Editorial for Another Contest 5 Problem 5 - Another Cheese Problem


Remember to use this editorial only when stuck, and not to copy-paste code from it. Please be respectful to the problem author and editorialist.

Submitting an official solution before solving the problem yourself is a bannable offence.

An obvious lower bound for the number of bowls that is needed is the maximum number of operations one operation directly depends on, plus one. This is directly implied by the problem statement.

However, this figure is not always attainable. By way of contradiction, let operation 1 be dependent on operations 2 and 3. If we know a priori that both operations need 10 bowls to complete, then we actually need 11 bowls to complete operation 1. We arbitrarily pick one of the operations to complete, and then we need to allocate one bowl to store that intermediate result, and then we need 10 more bowls to complete the other operation.

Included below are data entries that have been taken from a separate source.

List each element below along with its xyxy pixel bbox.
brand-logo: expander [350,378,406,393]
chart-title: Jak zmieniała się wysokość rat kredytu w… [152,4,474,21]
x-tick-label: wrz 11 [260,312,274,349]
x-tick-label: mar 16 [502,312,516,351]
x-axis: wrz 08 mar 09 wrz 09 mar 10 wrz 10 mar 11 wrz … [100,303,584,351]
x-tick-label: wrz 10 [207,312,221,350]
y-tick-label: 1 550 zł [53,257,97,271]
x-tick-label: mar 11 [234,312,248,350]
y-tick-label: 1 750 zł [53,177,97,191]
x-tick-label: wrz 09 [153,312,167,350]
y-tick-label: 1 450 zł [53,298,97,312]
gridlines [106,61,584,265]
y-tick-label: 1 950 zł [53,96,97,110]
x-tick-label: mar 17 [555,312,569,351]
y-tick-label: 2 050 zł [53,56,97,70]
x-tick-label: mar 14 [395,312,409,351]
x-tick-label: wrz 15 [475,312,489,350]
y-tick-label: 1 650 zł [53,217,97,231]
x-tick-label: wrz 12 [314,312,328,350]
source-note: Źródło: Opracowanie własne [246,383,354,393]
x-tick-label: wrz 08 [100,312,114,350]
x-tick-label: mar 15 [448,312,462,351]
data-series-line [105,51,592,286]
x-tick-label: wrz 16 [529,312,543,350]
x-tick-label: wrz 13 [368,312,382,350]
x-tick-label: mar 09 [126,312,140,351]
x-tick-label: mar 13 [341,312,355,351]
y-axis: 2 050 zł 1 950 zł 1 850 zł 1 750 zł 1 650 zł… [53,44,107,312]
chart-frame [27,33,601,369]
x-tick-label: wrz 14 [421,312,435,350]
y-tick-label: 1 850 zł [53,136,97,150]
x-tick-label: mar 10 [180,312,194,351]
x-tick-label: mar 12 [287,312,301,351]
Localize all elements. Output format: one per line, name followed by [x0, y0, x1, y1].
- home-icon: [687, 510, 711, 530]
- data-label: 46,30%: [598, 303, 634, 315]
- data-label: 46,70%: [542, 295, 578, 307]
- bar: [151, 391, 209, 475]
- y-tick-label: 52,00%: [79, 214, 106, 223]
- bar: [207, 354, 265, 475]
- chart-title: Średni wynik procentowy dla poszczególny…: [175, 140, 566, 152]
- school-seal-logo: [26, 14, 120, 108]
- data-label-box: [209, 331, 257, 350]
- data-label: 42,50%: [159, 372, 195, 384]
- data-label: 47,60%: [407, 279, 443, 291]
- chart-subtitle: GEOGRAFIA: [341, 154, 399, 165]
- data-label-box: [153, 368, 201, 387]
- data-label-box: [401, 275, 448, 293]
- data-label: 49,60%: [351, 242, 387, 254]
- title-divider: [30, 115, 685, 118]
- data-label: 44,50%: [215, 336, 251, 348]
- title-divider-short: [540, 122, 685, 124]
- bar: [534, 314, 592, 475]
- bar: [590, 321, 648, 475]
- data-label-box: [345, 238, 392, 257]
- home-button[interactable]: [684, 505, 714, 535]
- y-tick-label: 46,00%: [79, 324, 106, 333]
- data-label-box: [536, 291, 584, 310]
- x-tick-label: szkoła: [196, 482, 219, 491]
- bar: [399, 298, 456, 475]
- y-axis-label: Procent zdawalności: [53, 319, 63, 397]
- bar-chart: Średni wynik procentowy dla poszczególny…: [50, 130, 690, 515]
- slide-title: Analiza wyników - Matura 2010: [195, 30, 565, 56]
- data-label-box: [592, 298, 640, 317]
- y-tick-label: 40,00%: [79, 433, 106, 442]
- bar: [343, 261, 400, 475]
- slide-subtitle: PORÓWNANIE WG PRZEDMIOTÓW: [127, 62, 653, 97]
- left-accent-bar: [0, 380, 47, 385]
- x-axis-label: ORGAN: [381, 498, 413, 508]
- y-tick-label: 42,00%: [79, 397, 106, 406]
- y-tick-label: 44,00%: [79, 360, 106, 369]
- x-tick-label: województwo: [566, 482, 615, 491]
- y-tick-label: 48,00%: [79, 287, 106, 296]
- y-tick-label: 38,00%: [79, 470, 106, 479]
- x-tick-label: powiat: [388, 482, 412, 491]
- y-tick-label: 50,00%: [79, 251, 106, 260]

This leads us to our first critical realization - given operations x_1 through operations x_k that operation 1 directly depends on, we should not interleave intermediate operations from two distinct ones. Therefore, we should select some operation and commit to finishing it before switching to another one that operation 1 depends on.

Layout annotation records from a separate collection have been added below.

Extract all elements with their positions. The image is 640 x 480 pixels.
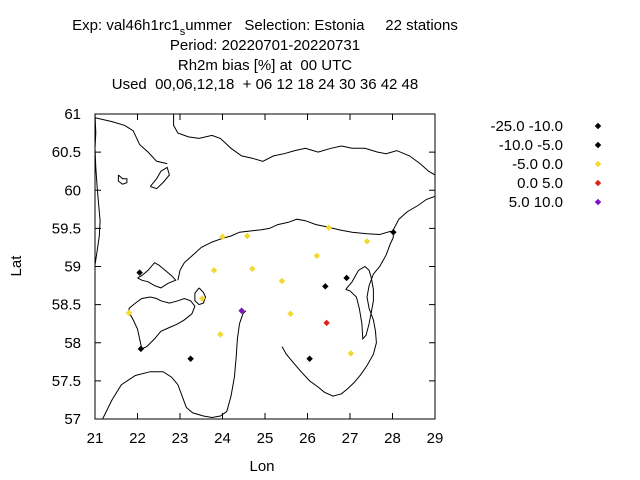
coastline-segment xyxy=(194,287,207,306)
station-point xyxy=(136,269,143,276)
coastline-layer xyxy=(95,114,435,419)
station-point xyxy=(187,355,194,362)
coastline-segment xyxy=(173,114,435,176)
y-tick-label: 61 xyxy=(64,106,81,123)
y-tick-label: 60 xyxy=(64,182,81,199)
station-point xyxy=(287,310,294,317)
x-tick-label: 28 xyxy=(384,430,401,447)
title-exp-subscript: s xyxy=(179,26,186,38)
y-tick-label: 57.5 xyxy=(52,373,81,390)
x-tick-label: 24 xyxy=(214,430,231,447)
station-point xyxy=(313,252,321,260)
legend-label: 0.0 5.0 xyxy=(517,175,563,192)
station-point xyxy=(238,307,245,314)
legend-label: 5.0 10.0 xyxy=(509,194,563,211)
coastline-segment xyxy=(95,114,101,266)
station-point xyxy=(198,295,206,302)
title-exp-suffix: ummer Selection: Estonia 22 stations xyxy=(185,17,458,34)
title-exp-prefix: Exp: val46h1rc1 xyxy=(72,17,180,34)
x-tick-label: 29 xyxy=(427,430,444,447)
coastline-segment xyxy=(345,265,374,341)
station-point xyxy=(322,283,329,290)
station-point xyxy=(343,274,350,282)
station-points xyxy=(125,224,397,362)
coastline-segment xyxy=(149,166,170,190)
y-tick-label: 60.5 xyxy=(52,144,81,161)
coastline-segment xyxy=(177,262,185,281)
chart-title-period: Period: 20220701-20220731 xyxy=(169,37,361,54)
legend-label: -25.0 -10.0 xyxy=(490,118,563,135)
coastline-segment xyxy=(392,195,435,232)
station-point xyxy=(210,267,218,274)
coastline-segment xyxy=(95,310,247,419)
legend-marker xyxy=(594,160,602,168)
y-axis-title: Lat xyxy=(8,255,25,277)
chart-title-parameter: Rh2m bias [%] at 00 UTC xyxy=(177,57,353,74)
y-tick-label: 58.5 xyxy=(52,297,81,314)
station-point xyxy=(217,331,224,338)
coastline-segment xyxy=(117,174,128,185)
station-point xyxy=(363,238,371,245)
y-tick-label: 59.5 xyxy=(52,220,81,237)
coastline-segment xyxy=(128,296,196,350)
station-point xyxy=(306,355,313,362)
chart-title-used: Used 00,06,12,18 + 06 12 18 24 30 36 42 … xyxy=(111,76,419,93)
station-point xyxy=(347,350,355,357)
station-point xyxy=(278,277,286,285)
station-point xyxy=(243,232,251,240)
station-point xyxy=(249,265,256,273)
y-tick-label: 59 xyxy=(64,259,81,276)
x-axis-title: Lon xyxy=(249,458,274,475)
station-point xyxy=(325,224,332,231)
x-tick-label: 26 xyxy=(299,430,316,447)
x-tick-label: 25 xyxy=(257,430,274,447)
x-tick-label: 23 xyxy=(172,430,189,447)
x-tick-label: 22 xyxy=(129,430,146,447)
axis-ticks: 21 22 23 24 25 26 27 28 29 57 57.5 58 58.5 59 59.5 60 60… xyxy=(52,106,444,447)
station-point xyxy=(323,319,330,327)
legend-marker xyxy=(594,179,602,187)
x-tick-label: 21 xyxy=(87,430,104,447)
legend-marker xyxy=(594,141,602,149)
legend-label: -5.0 0.0 xyxy=(512,156,563,173)
legend: -25.0 -10.0 -10.0 -5.0 -5.0 0.0 0.0 5.0 5.0 … xyxy=(490,118,602,211)
legend-marker xyxy=(594,198,602,206)
station-point xyxy=(390,228,397,236)
station-point xyxy=(137,345,145,353)
station-point xyxy=(219,233,226,240)
x-tick-label: 27 xyxy=(342,430,359,447)
chart-title-experiment: Exp: val46h1rc1summer Selection: Estonia… xyxy=(0,16,530,38)
y-tick-label: 57 xyxy=(64,411,81,428)
coastline-segment xyxy=(95,117,168,165)
station-point xyxy=(125,309,133,317)
y-tick-label: 58 xyxy=(64,335,81,352)
legend-label: -10.0 -5.0 xyxy=(499,137,563,154)
coastline-segment xyxy=(183,218,394,397)
legend-marker xyxy=(594,122,602,130)
coastline-segment xyxy=(137,262,177,289)
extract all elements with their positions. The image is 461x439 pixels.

What order should we commit to finishing them in? Intuitively, we should commit to the operations which use the most bowls first. Formally, let f(n) be the minimum number of bowls needed to complete operation n. If n does not depend on any operations, f(n) is equal to 1. Otherwise, consider the operations x_1 through x_k that operation n directly depends on, and compute f(x_1) through f(x_k). Assume without loss of generality that f(x_i) \ge f(x_{i+1}) for 1 \le i \le k-1. f(n) is therefore equal to \max(k+1, f(x_1), f(x_2)+1, \dots, f(x_k) + (k-1)).

This runs in \mathcal O(N \log N) if done naively, and can be optimized to \mathcal O(N) though that improvement is not necessary.


Comments


  • 2
    LanceDragon  commented on July 22, 2019, 5:30 a.m.

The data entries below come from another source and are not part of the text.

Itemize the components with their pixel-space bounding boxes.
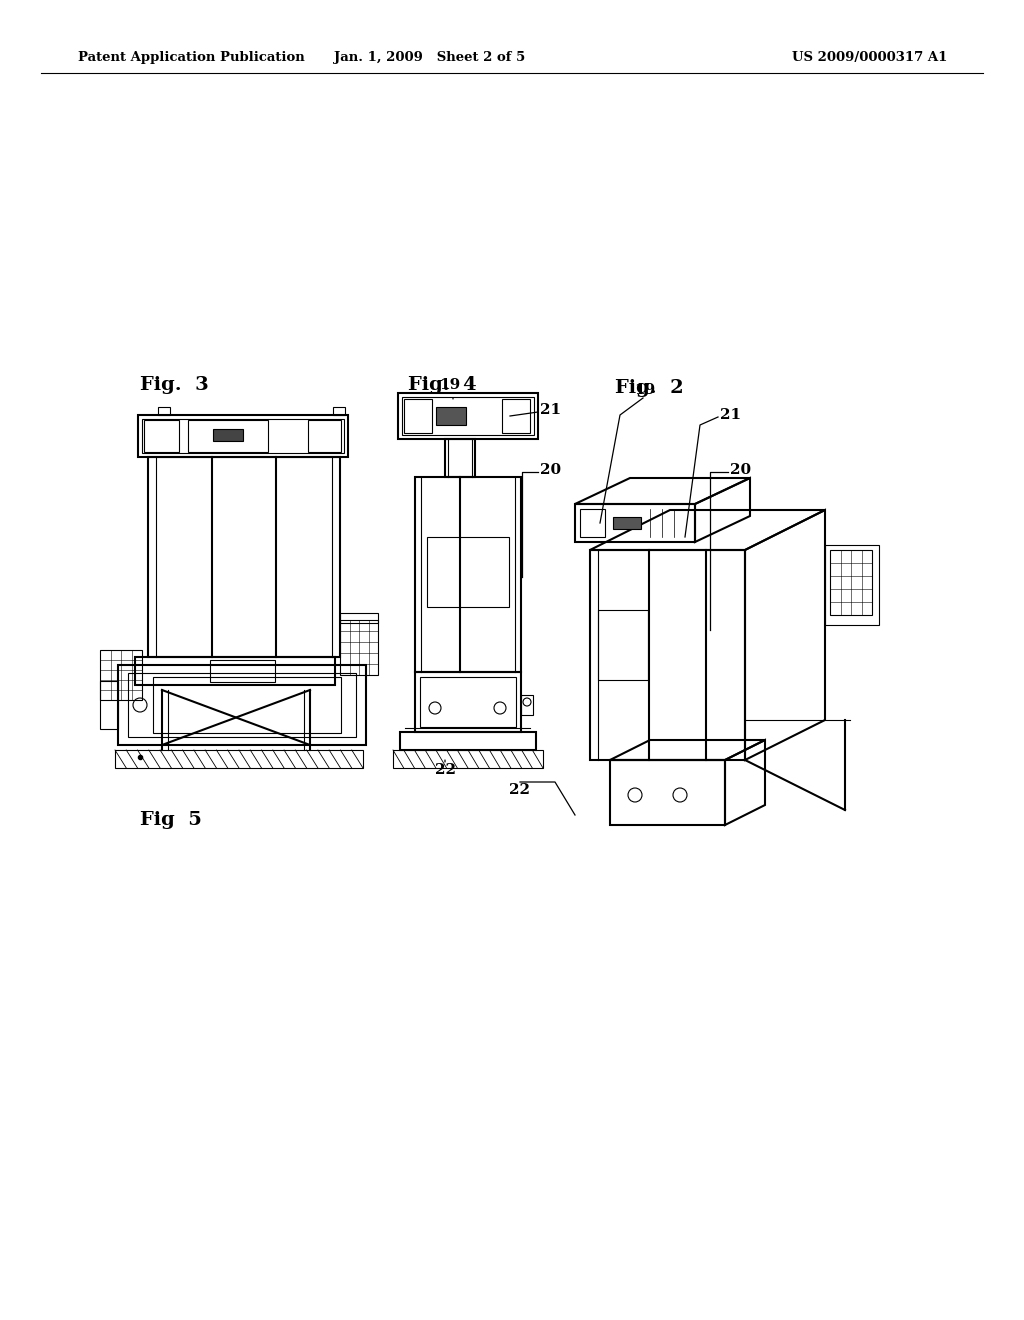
Bar: [128, 673, 356, 737]
Bar: [598, 610, 647, 680]
Bar: [340, 612, 378, 623]
Bar: [340, 620, 378, 675]
Bar: [393, 750, 543, 768]
Text: 21: 21: [720, 408, 741, 422]
Text: 22: 22: [434, 763, 456, 777]
Bar: [115, 750, 362, 768]
Text: Fig.  4: Fig. 4: [408, 376, 476, 393]
Bar: [590, 550, 745, 760]
Bar: [415, 477, 521, 672]
Bar: [158, 407, 170, 414]
Bar: [830, 550, 872, 615]
Text: Jan. 1, 2009   Sheet 2 of 5: Jan. 1, 2009 Sheet 2 of 5: [335, 51, 525, 65]
Bar: [210, 660, 275, 682]
Bar: [502, 399, 530, 433]
Bar: [138, 414, 348, 457]
Text: 20: 20: [540, 463, 561, 477]
Bar: [575, 504, 695, 543]
Text: 22: 22: [510, 783, 530, 797]
Bar: [613, 517, 641, 529]
Bar: [308, 420, 341, 451]
Text: 20: 20: [730, 463, 752, 477]
Bar: [148, 457, 340, 657]
Bar: [402, 397, 534, 436]
Bar: [445, 440, 475, 477]
Bar: [398, 393, 538, 440]
Bar: [415, 672, 521, 733]
Text: 21: 21: [540, 403, 561, 417]
Text: Patent Application Publication: Patent Application Publication: [78, 51, 305, 65]
Bar: [135, 657, 335, 685]
Bar: [100, 681, 118, 729]
Bar: [142, 418, 344, 453]
Text: Fig  5: Fig 5: [140, 810, 202, 829]
Bar: [400, 733, 536, 750]
Bar: [144, 420, 179, 451]
Bar: [427, 537, 509, 607]
Bar: [521, 696, 534, 715]
Text: Fig.  2: Fig. 2: [615, 379, 684, 397]
Text: 19: 19: [635, 383, 655, 397]
Bar: [580, 510, 605, 537]
Bar: [118, 665, 366, 744]
Bar: [436, 407, 466, 425]
Bar: [404, 399, 432, 433]
Bar: [213, 429, 243, 441]
Bar: [333, 407, 345, 414]
Text: Fig.  3: Fig. 3: [140, 376, 209, 393]
Bar: [100, 649, 142, 700]
Bar: [188, 420, 268, 451]
Text: 19: 19: [439, 378, 461, 392]
Bar: [825, 545, 879, 624]
Bar: [153, 677, 341, 733]
Bar: [420, 677, 516, 727]
Text: US 2009/0000317 A1: US 2009/0000317 A1: [793, 51, 947, 65]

    Can someone explain more the editorial ??


    • 0
      Java12345  commented on Feb. 8, 2020, 9:44 p.m.

      In the 4th paragraph, f(n) should equal max(k+1, max(f(xi)+k-1-i)). The k+1 comes from assuming you need one bowl for each of the previous operations. The f(xi) part makes sure this is greater than or equal to other maximums you've already found, and the +k-i-1 covers the scenario in the second paragraph of the editorial. Good luck!


    • 2
      Riolku  commented on July 22, 2019, 11:44 a.m.

      If the question can be answered quickly, could you explain what is causing you trouble? In either case, I would strongly reccomend joining the DMOJ Slack where we can give more detailed help.